The project extracts the data from Twitter and NEWS API to perform the semantic and sentiment analysis. It performs the sentiment analysis on Twitter data at Twitter/cleaned_twitter_data and semantic analysis on NEWS data at News/News Articles. The Twitter data was extracted with the help of Tweepy. The NEWS API was extracted using NEWS API. This project was developed towards the fulfillment of the course CSCI 5408 - Data Management, Warehousing and Analytics. The Report.pdf contains the summary of the project.
The Twitter folder contains scripts like cleaning_twitter_data.py, twitter_data.py, etc., which helps to extract data using the API and pre-process it. For the pre-processing, it removes any metadata, URLs, and special characters. The polarity_twitter_data.py counts the number of positive and negative words in order to find the polarity of the tweets. It performs it by converting the tweets into bag-of-words and comparing them with the list of positive and negative words. The below figure shows the visualization of word-cloud for positive and negative words occuring in the tweets using Tableau.
The News folder contains scripts like cleaning_news_data.py, news_data.py, etc., which helps to extract data using the API and cleans the data by removing any URLs.
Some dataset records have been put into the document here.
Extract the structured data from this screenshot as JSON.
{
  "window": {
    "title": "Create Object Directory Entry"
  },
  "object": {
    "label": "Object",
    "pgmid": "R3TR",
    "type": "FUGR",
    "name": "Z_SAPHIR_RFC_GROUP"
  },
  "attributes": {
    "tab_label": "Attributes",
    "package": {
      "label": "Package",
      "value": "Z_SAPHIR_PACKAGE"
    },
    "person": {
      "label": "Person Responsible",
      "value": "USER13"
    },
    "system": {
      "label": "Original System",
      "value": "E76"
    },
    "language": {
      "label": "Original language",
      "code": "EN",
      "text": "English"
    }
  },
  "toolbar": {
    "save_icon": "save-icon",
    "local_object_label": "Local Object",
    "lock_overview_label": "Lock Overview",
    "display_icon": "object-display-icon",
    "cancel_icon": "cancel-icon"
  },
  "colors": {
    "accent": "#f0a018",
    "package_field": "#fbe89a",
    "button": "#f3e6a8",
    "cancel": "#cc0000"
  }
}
The Semantic_Analysis.py converts news data from cleaned_news_data.csv and stores into different files at News/News Articles. Then, it finds TF-IDF and number of occurrences of word Canada in documents. It then counts the total words in a document and calculates relative frequency. The relative_frequency.csv contains the information about frequency and relative frequency of word Canada in every documents it occurs. At last, the script prints the article which has the highest relative frequency as shown in below figure.